O tym skrzyżowaniu było już głośno w tym miesiącu. Ponownie dało o sobie znać w kontekście niepożądanych zdarzeń.
To kolejne wymuszenie pierwszeństwa na tym skrzyżowaniu. Według niektórych kłodzkich kierowców należy do grupy najbardziej newralgicznych miejsc w okolicy, choć trudno jednoznacznie stwierdzić dlaczego.
Uczestnicy ruchu zachowujący ostrożność nie powinni mieć problemu z jego pokonaniem. Widoczność jest dobra, a oznakowanie – prawidłowe. Problem jest jedynie koncentracja, a raczej jej brak.
Tym razem to kierowca szarego kombi wyjechał pod koła prawidłowo jadącego Passata. W wyniku tego doszło do zderzenia, które skończyło się dachowaniem. Na szczęście nikt poważniej nie ucierpiał. Straty materialne są jednak znaczące.
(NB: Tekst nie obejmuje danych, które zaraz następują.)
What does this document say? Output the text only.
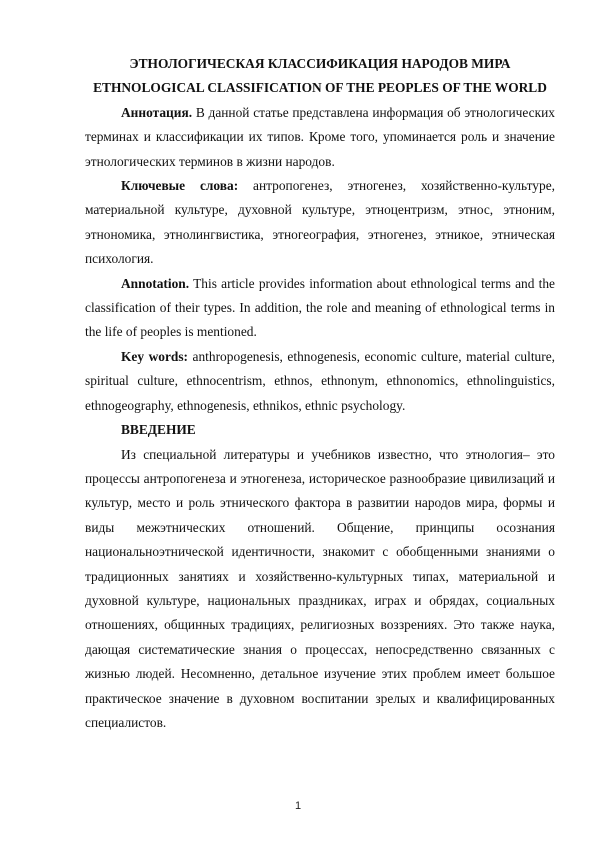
ЭТНОЛОГИЧЕСКАЯ КЛАССИФИКАЦИЯ НАРОДОВ МИРА
ETHNOLOGICAL CLASSIFICATION OF THE PEOPLES OF THE WORLD

Аннотация. В данной статье представлена информация об этнологических терминах и классификации их типов. Кроме того, упоминается роль и значение этнологических терминов в жизни народов.

Ключевые слова: антропогенез, этногенез, хозяйственно-культуре, материальной культуре, духовной культуре, этноцентризм, этнос, этноним, этнономика, этнолингвистика, этногеография, этногенез, этникое, этническая психология.

Annotation. This article provides information about ethnological terms and the classification of their types. In addition, the role and meaning of ethnological terms in the life of peoples is mentioned.

Key words: anthropogenesis, ethnogenesis, economic culture, material culture, spiritual culture, ethnocentrism, ethnos, ethnonym, ethnonomics, ethnolinguistics, ethnogeography, ethnogenesis, ethnikos, ethnic psychology.

ВВЕДЕНИЕ

Из специальной литературы и учебников известно, что этнология– это процессы антропогенеза и этногенеза, историческое разнообразие цивилизаций и культур, место и роль этнического фактора в развитии народов мира, формы и виды межэтнических отношений. Общение, принципы осознания национальноэтнической идентичности, знакомит с обобщенными знаниями о традиционных занятиях и хозяйственно-культурных типах, материальной и духовной культуре, национальных праздниках, играх и обрядах, социальных отношениях, общинных традициях, религиозных воззрениях. Это также наука, дающая систематические знания о процессах, непосредственно связанных с жизнью людей. Несомненно, детальное изучение этих проблем имеет большое практическое значение в духовном воспитании зрелых и квалифицированных специалистов.

1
Pewnie zrobili skrzyżowanie równożędne. Przy 90 % skrzyżowań z ustalonym pierwszeństwem wcale nie ma się co dziwić. W takim wypadku oprócz kierowcy nie ustępującego pierwszeństwa należało by zwrócić ostrą uwagę inżynierowi ruchu w tym mieście i miejscowemu wydziałowi komunikacji. Skrzyżowanie powinno mieć dodatkowe duże oznakowanie ostrzegające o zmianie powszechnej zasady co do pierwszeństwa przejazdu. Przypominam liczy się przedewszystkim bezpieczeństwo ludzi a nie fanaberie urzędników próbujących spowolnić ruch na siłę.